Metabolomics dissection of depression heterogeneity and related cardiometabolic risk
By
Tahani Alshehri,
Dennis O Mook- Kanamori,
Ko Willems van Dijk,
Richard Dinga,
Brenda WJH Penninx,
Frits R Rosendaal,
Saskia le Cessie,
Yuri Milaneschi
Posted 11 Aug 2020
medRxiv DOI: 10.1101/2020.08.11.20172569
Abstract Background: A recent hypothesis postulates the existence of an "immune-metabolic depression" (IMD) dimension characterized by metabolic dysregulations. Combining data on metabolomics and depressive symptoms, we aimed to identify depressions associated with an increased risk of adverse metabolic alterations. Method: Clustering data were from 1094 individuals with current major depressive disorder and measures of 149 metabolites from a 1H-NMR platform and 30 depressive symptoms (IDS-SR30). Canonical correlation analyses (CCA) were used to identify main independent metabolite-symptom axes of variance. Then, for the replication, we examined the association of the identified dimensions with metabolites from the same platform and cardiometabolic endpoints in an independent population-based cohort (n=6572).
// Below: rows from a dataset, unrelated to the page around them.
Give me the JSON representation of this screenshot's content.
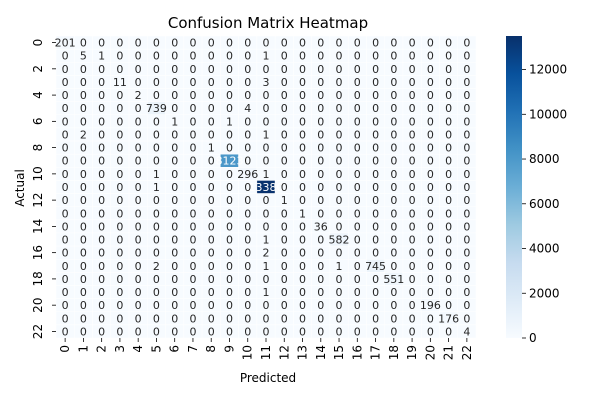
{
  "chart_data": {
    "type": "heatmap",
    "title": "Confusion Matrix Heatmap",
    "xlabel": "Predicted",
    "ylabel": "Actual",
    "x_labels": [
      "0",
      "1",
      "2",
      "3",
      "4",
      "5",
      "6",
      "7",
      "8",
      "9",
      "10",
      "11",
      "12",
      "13",
      "14",
      "15",
      "16",
      "17",
      "18",
      "19",
      "20",
      "21",
      "22"
    ],
    "y_labels": [
      "0",
      "1",
      "2",
      "3",
      "4",
      "5",
      "6",
      "7",
      "8",
      "9",
      "10",
      "11",
      "12",
      "13",
      "14",
      "15",
      "16",
      "17",
      "18",
      "19",
      "20",
      "21",
      "22"
    ],
    "y_tick_labels": [
      "0",
      "2",
      "4",
      "6",
      "8",
      "10",
      "12",
      "14",
      "16",
      "18",
      "20",
      "22"
    ],
    "colorbar_ticks": [
      "0",
      "2000",
      "4000",
      "6000",
      "8000",
      "10000",
      "12000"
    ],
    "colorbar_range": [
      0,
      13500
    ],
    "colormap": [
      "#f7fbff",
      "#deebf7",
      "#c6dbef",
      "#9ecae1",
      "#6baed6",
      "#4292c6",
      "#2171b5",
      "#08519c",
      "#08306b"
    ],
    "matrix": [
      [
        201,
        0,
        0,
        0,
        0,
        0,
        0,
        0,
        0,
        0,
        0,
        0,
        0,
        0,
        0,
        0,
        0,
        0,
        0,
        0,
        0,
        0,
        0
      ],
      [
        0,
        5,
        1,
        0,
        0,
        0,
        0,
        0,
        0,
        0,
        0,
        1,
        0,
        0,
        0,
        0,
        0,
        0,
        0,
        0,
        0,
        0,
        0
      ],
      [
        0,
        0,
        0,
        0,
        0,
        0,
        0,
        0,
        0,
        0,
        0,
        0,
        0,
        0,
        0,
        0,
        0,
        0,
        0,
        0,
        0,
        0,
        0
      ],
      [
        0,
        0,
        0,
        11,
        0,
        0,
        0,
        0,
        0,
        0,
        0,
        3,
        0,
        0,
        0,
        0,
        0,
        0,
        0,
        0,
        0,
        0,
        0
      ],
      [
        0,
        0,
        0,
        0,
        2,
        0,
        0,
        0,
        0,
        0,
        0,
        0,
        0,
        0,
        0,
        0,
        0,
        0,
        0,
        0,
        0,
        0,
        0
      ],
      [
        0,
        0,
        0,
        0,
        0,
        739,
        0,
        0,
        0,
        0,
        4,
        0,
        0,
        0,
        0,
        0,
        0,
        0,
        0,
        0,
        0,
        0,
        0
      ],
      [
        0,
        0,
        0,
        0,
        0,
        0,
        1,
        0,
        0,
        1,
        0,
        0,
        0,
        0,
        0,
        0,
        0,
        0,
        0,
        0,
        0,
        0,
        0
      ],
      [
        0,
        2,
        0,
        0,
        0,
        0,
        0,
        0,
        0,
        0,
        0,
        1,
        0,
        0,
        0,
        0,
        0,
        0,
        0,
        0,
        0,
        0,
        0
      ],
      [
        0,
        0,
        0,
        0,
        0,
        0,
        0,
        0,
        1,
        0,
        0,
        0,
        0,
        0,
        0,
        0,
        0,
        0,
        0,
        0,
        0,
        0,
        0
      ],
      [
        0,
        0,
        0,
        0,
        0,
        0,
        0,
        0,
        0,
        8123,
        0,
        0,
        0,
        0,
        0,
        0,
        0,
        0,
        0,
        0,
        0,
        0,
        0
      ],
      [
        0,
        0,
        0,
        0,
        0,
        1,
        0,
        0,
        0,
        0,
        296,
        1,
        0,
        0,
        0,
        0,
        0,
        0,
        0,
        0,
        0,
        0,
        0
      ],
      [
        0,
        0,
        0,
        0,
        0,
        1,
        0,
        0,
        0,
        0,
        0,
        13380,
        0,
        0,
        0,
        0,
        0,
        0,
        0,
        0,
        0,
        0,
        0
      ],
      [
        0,
        0,
        0,
        0,
        0,
        0,
        0,
        0,
        0,
        0,
        0,
        0,
        1,
        0,
        0,
        0,
        0,
        0,
        0,
        0,
        0,
        0,
        0
      ],
      [
        0,
        0,
        0,
        0,
        0,
        0,
        0,
        0,
        0,
        0,
        0,
        0,
        0,
        1,
        0,
        0,
        0,
        0,
        0,
        0,
        0,
        0,
        0
      ],
      [
        0,
        0,
        0,
        0,
        0,
        0,
        0,
        0,
        0,
        0,
        0,
        0,
        0,
        0,
        36,
        0,
        0,
        0,
        0,
        0,
        0,
        0,
        0
      ],
      [
        0,
        0,
        0,
        0,
        0,
        0,
        0,
        0,
        0,
        0,
        0,
        1,
        0,
        0,
        0,
        582,
        0,
        0,
        0,
        0,
        0,
        0,
        0
      ],
      [
        0,
        0,
        0,
        0,
        0,
        0,
        0,
        0,
        0,
        0,
        0,
        2,
        0,
        0,
        0,
        0,
        0,
        0,
        0,
        0,
        0,
        0,
        0
      ],
      [
        0,
        0,
        0,
        0,
        0,
        2,
        0,
        0,
        0,
        0,
        0,
        1,
        0,
        0,
        0,
        1,
        0,
        745,
        0,
        0,
        0,
        0,
        0
      ],
      [
        0,
        0,
        0,
        0,
        0,
        0,
        0,
        0,
        0,
        0,
        0,
        0,
        0,
        0,
        0,
        0,
        0,
        0,
        551,
        0,
        0,
        0,
        0
      ],
      [
        0,
        0,
        0,
        0,
        0,
        0,
        0,
        0,
        0,
        0,
        0,
        1,
        0,
        0,
        0,
        0,
        0,
        0,
        0,
        0,
        0,
        0,
        0
      ],
      [
        0,
        0,
        0,
        0,
        0,
        0,
        0,
        0,
        0,
        0,
        0,
        0,
        0,
        0,
        0,
        0,
        0,
        0,
        0,
        0,
        196,
        0,
        0
      ],
      [
        0,
        0,
        0,
        0,
        0,
        0,
        0,
        0,
        0,
        0,
        0,
        0,
        0,
        0,
        0,
        0,
        0,
        0,
        0,
        0,
        0,
        176,
        0
      ],
      [
        0,
        0,
        0,
        0,
        0,
        0,
        0,
        0,
        0,
        0,
        0,
        0,
        0,
        0,
        0,
        0,
        0,
        0,
        0,
        0,
        0,
        0,
        4
      ]
    ]
  }
}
Results: CCA identified an overall depression dimension and a dimension resembling IMD, in which symptoms such as sleeping too much, increased appetite, and low energy level had higher relative loading. In the independent sample, the overall depression dimension was associated with lower levels of metabolites linked to cardiometabolic risk, such as HOMA-1B -0.09 (95% CI:-0.13--0.06), and visceral adipose tissue -0.15 cm2 (95% CI:-0.20--0.10). In contrast, the IMD dimension was associated with well-known adverse cardiometabolic metabolites such as higher visceral adipose tissue 0.11 cm2 (95% CI:0.06-0.16), HOMA-1B 0.08 (95% CI: 0.05-0.12), and lower HDL levels -0.04 mmol/L (95% CI:-0.07--0.01). Conclusions: Combining metabolomics and clinical symptoms we identified a replicable depression dimension associated with adverse metabolic alterations, in line with the IMD hypothesis. Patients with IMD may be at higher cardiometabolic risk and may benefit from specific treatment targeting underlying metabolic dysregulations.